Processeurs : la Chine de plus en plus indépendante des Etats-Unis
Pékin va investir 30 Md$ dans la construction d’une nouvelle usine de fabrication de semi-conducteurs. Pour ses supercalculateurs, la Chine cherche de plus en plus à se passer des technologies américaines.
La Chine muscle sa capacité de production de semi-conducteurs. Engagé dans une bataille diplomatique avec les Etats-Unis sur le sujet, l’Empire du Milieu est en passe de se doter d’une nouvelle usine capable, dans un premier temps, de graver des composants Flash 3D Nand et des DRam. Cet investissement de 30 milliards de dollars au total sera effectué par Tsinghua Unigroup, dont l’actionnaire majoritaire (Tsinghua Holdings) est contrôlé par l’Etat chinois.
Vers l’exaflops avec des coprocesseurs locaux
La construction de cette unité de production s’inscrit dans la stratégie d’indépendance technologique que poursuit Pékin.
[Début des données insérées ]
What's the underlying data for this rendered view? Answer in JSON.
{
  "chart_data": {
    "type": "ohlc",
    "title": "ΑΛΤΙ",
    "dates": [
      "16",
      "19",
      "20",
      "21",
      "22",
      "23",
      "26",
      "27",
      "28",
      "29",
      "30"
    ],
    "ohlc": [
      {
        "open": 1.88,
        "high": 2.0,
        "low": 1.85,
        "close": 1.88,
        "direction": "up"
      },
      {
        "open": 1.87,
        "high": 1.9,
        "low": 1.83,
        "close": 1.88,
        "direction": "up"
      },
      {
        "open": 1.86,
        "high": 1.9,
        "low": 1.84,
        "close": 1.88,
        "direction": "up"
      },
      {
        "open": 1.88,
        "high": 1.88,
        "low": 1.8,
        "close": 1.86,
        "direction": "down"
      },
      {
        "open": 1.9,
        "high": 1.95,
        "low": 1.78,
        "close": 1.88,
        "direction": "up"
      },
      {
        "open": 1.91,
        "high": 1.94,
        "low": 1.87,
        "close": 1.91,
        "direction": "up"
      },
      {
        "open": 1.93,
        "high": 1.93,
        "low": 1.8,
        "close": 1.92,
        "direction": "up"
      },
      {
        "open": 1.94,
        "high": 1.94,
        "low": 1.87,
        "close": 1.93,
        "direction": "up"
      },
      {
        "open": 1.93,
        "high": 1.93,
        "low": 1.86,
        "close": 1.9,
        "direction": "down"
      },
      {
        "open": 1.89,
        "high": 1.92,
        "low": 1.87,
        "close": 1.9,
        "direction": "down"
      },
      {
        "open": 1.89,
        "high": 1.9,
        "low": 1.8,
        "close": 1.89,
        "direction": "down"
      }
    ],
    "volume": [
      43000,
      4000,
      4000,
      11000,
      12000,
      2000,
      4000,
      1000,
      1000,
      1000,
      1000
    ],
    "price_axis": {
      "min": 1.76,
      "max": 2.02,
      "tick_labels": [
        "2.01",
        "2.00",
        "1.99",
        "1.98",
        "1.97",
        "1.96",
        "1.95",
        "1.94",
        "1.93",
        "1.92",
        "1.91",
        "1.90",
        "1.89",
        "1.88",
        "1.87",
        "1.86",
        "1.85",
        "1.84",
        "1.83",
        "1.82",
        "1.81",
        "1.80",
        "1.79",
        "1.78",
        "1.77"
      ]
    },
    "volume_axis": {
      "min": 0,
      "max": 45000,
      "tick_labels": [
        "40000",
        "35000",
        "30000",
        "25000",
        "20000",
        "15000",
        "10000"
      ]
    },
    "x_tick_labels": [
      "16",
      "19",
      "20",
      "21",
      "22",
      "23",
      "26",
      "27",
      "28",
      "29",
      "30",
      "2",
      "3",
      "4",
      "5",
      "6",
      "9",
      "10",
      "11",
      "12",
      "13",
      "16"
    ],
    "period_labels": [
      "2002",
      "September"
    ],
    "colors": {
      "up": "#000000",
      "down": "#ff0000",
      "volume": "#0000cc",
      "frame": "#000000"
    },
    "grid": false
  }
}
En 2014, Pékin annonçait vouloir investir 150 Md$ sur 10 ans dans les semi-conducteurs. Objectif de ce plan : voir 70 % des terminaux employés dans le pays fonctionner avec des processeurs locaux en 2025.
Si les supercalculateurs chinois font aujourd’hui jeu égal avec leurs homologues américains, la plupart d’entre eux restent construits sur la base de processeurs fournis par des industriels occidentaux. Sauf que le dernier fleuron du HPC chinois, le Sunway TaihuLight (en photo) – le supercalculateur le plus véloce du moment selon le classement Top 500 (avec 125 petaflops de puissance maximale) -, repose sur un processeur chinois, le ShenWei, et des technologies d’interconnexion locales. Là où le précédent porte-étendard chinois, le Tianhe-2, avait recours aux Xeon de l’Américain Intel.
Signalons que, selon l’agence de presse chinoise Xinhua, Pékin s’est lancé dans le développement d’un prototype de supercalculateur exascale (dépassant l’exaflops, soit 1000 petaflops). Ce dernier serait une évolution du Tianhe-2, le second système le plus puissant au monde actuellement (avec 55 teraflops de puissance maximale). Si ce supercalculateur intègre aujourd’hui des coprocesseurs Xeon Phi d’Intel, son évolution – baptisée Tianhe-2A – reposerait, elle, sur des puces chinoises, en raison de l’embargo décidé par Washington sur les technologies de pointe. Selon le site Top500.org, le coprocesseur employé par le futur Tianhe-2A serait appelé Matrix2000 GPDSP, un modèle délivrant une puissance proche des Xeon Phi de génération Knights Landing. Le futur supercalculateur continuerait toutefois à employer des puces Intel comme processeurs principaux (des Xeon E5 en l’occurrence).
Que va décider Trump ?
La Chine et les Etats-Unis sont engagés dans une course de vitesse pour produire les premiers systèmes exaflopiques, l’Union européenne et le Japon faisant figure d’outsiders dans cette compétition. Washington multiplie les signes de nervosité face à la montée en puissance de son rival asiatique. En début d’année, un groupe de travail de la Maison Blanche accusait Pékin de truquer le marché des semi-conducteurs, en réduisant artificiellement les prix. Et recommandait à l’administration de renforcer ses investissements en R&D et de développer de nouvelles génération d’ordinateurs (quantiques ou neuromorphiques) afin de distancer la Chine.
Pour l’instant, la nouvelle administration Trump n’a pas encore pris de position officielle quant à la construction du premier système exaflopique des Etats-Unis, qui devrait être hébergé par le département de l’Énergie. La presse américaine fait toutefois état d’une possible accélération du calendrier pour livrer ce système dès 2021, contre 2023 précédemment. La Chine et le Japon ont annoncé leur intention de franchir ce jalon dès 2020, l’Europe comptant y parvenir en 2022 très certainement sur la base de technologies ARM.